С помидоров всё и началось.
Это произошло, когда я начал работать на строительстве водохранилища. Я хорошо помню это, потому что именно тогда он, никогда прежде машинами не интересовавшийся, загорелся вдруг желанием купить «Волгу». И тут помог ему Ташли-ага: уступил свою очередь на «Волгу», которая полагалась ему как председателю лучшего в районе колхоза. У него самого был видавший виды «газик», а кроме того старый мерин, запряжённый в двуколку. «Куда трудно пройти пешком, — посмеиваясь по своему обыкновению, говорил Ташли-ага, — доеду на «газике». А куда не проехать на «газике», проеду на мерине».
Значит так: Ташли-ага уступил папе свою очередь на «Волгу», а деньги на неё собрали все вместе: основную сумму вложили родители, немного добавил я, а чего не хватило, пришлось занять. У меня деньги были отложены на свадьбу с Кумыш, но я отдал их отцу с лёгкой душой. Он мало чего хорошего видел в жизни, особенно в детстве, а у меня всего было в избытке. Так пусть, подумал я, получит на старости лет удовольствие от такой игрушки. Ведь если подумать, то это и есть игрушка, и ничего более — разве что вдоль аула проехать.
Но я ошибался.
Меня подолгу не было дома, так что я пропустил момент, когда это произошло. Но так или иначе, это произошло: отец стал меньше отдавать сил колхозным работам и под любым предлогом старался оказаться дома — и вот дома он уже совсем себя не щадил. Не пойму, как я не заметил сразу и того, что дом наш потихоньку стал преображаться. Раньше это был дом такой же, как у всех; теперь в нём появились ковры, дорогая мебель, новые вещи. Я наверное, ещё долго ни о чём не догадался бы, но однажды, получив два дня отгула, оказался днём дома.
Здесь надо сказать вот что: в последнее время в городе сильно увеличилось потребление на всякую сельскохозяйственную продукцию. Ничего особенного в этом нет: люди стали зарабатывать больше, жить зажиточней, а весной так хочется подать к столу свежие помидоры. И многие колхозники стали специализироваться на выращивании ранних овощей. А дальше всё происходило проторённым путём: ранние помидоры укладывались в багажники, владелец поутру спешил на базар и, распродав свежий товар за какой-нибудь час, успевал вернуться в родное село. Всё заключалось в том, кто раньше сумеет выйти с помидорами на рынок, у кого они раньше созревают — и вот тут-то мой отец с его золотыми руками оказался вне конкуренции. Кто бы и как ни старался, всё равно не мог его опередить — он появлялся на рынке со своими помидорами раньше всех и брал за них самую высокую цену, тем более, что помидоры у него были один к одному, прямо загляденье. Люди платили ему, не торгуясь, так что деньги потекли ему в карман рекой. Он был не первым человеком на земле, польстившимся на лёгкие деньги, даже если они были и не такими уж лёгкими, и это, как и всегда в подобных случаях, увы, не пошло ему на пользу.

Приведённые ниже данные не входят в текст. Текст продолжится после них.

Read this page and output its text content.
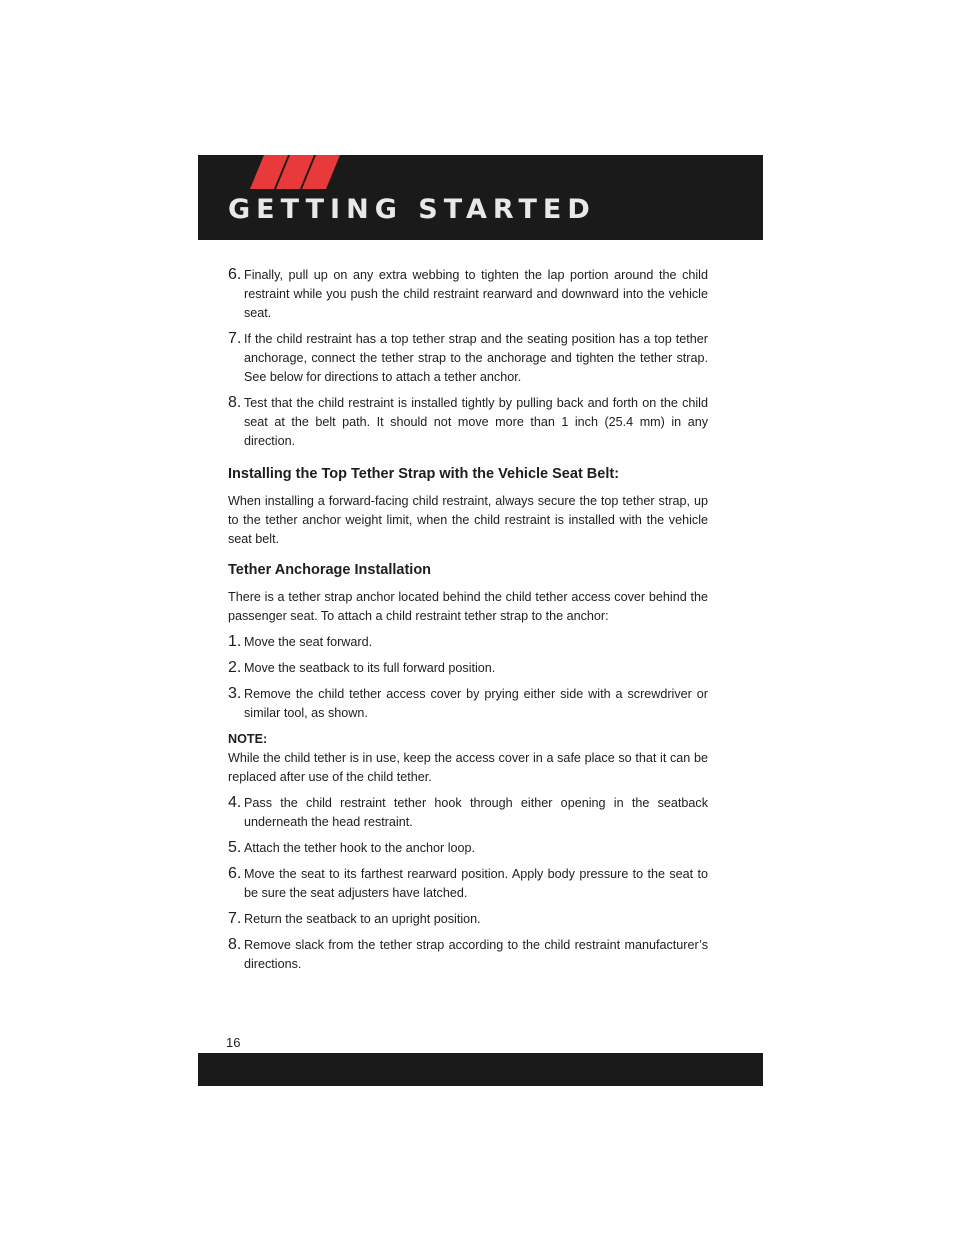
GETTING STARTED
6. Finally, pull up on any extra webbing to tighten the lap portion around the child restraint while you push the child restraint rearward and downward into the vehicle seat.
7. If the child restraint has a top tether strap and the seating position has a top tether anchorage, connect the tether strap to the anchorage and tighten the tether strap. See below for directions to attach a tether anchor.
8. Test that the child restraint is installed tightly by pulling back and forth on the child seat at the belt path. It should not move more than 1 inch (25.4 mm) in any direction.
Installing the Top Tether Strap with the Vehicle Seat Belt:

When installing a forward-facing child restraint, always secure the top tether strap, up to the tether anchor weight limit, when the child restraint is installed with the vehicle seat belt.

Tether Anchorage Installation

There is a tether strap anchor located behind the child tether access cover behind the passenger seat. To attach a child restraint tether strap to the anchor:

1. Move the seat forward.
2. Move the seatback to its full forward position.
3. Remove the child tether access cover by prying either side with a screwdriver or similar tool, as shown.
NOTE:

While the child tether is in use, keep the access cover in a safe place so that it can be replaced after use of the child tether.

4. Pass the child restraint tether hook through either opening in the seatback underneath the head restraint.
5. Attach the tether hook to the anchor loop.
6. Move the seat to its farthest rearward position. Apply body pressure to the seat to be sure the seat adjusters have latched.
7. Return the seatback to an upright position.
8. Remove slack from the tether strap according to the child restraint manufacturer’s directions.
16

Так, вслед за машиной, в нашей жизни появились помидоры, за помидорами — деньги, а за деньгами — страсть к обогащению.
В этом году отец засадил ранними помидорами весь участок. К ночи, когда холодало, он накрывал их длинными полотнищами из полиэтиленовой плёнки, которую бережно снимал, стараясь не пропустить даже первого солнечного луча. Но и этого ему было теперь мало: у нас появилась вторая корова, и теперь не только отец, но и мама была втянута в торговые операции: вместе с отцом в нашей машине она везла в город свежее молоко. Чёрт знает что!
У отца, как я уже говорил, помидоры созревали раньше всех. На колхозных полях они ещё не успевали порозоветь, а у отца уже отсвечивали тугими красными боками. Только в колхозных парниках помидоры успевали вызревать так же рано, но каждый, кто попробовал парниковый помидор, знает, как он отличается на вкус от обычного, так что и парники не были отцу конкурентом.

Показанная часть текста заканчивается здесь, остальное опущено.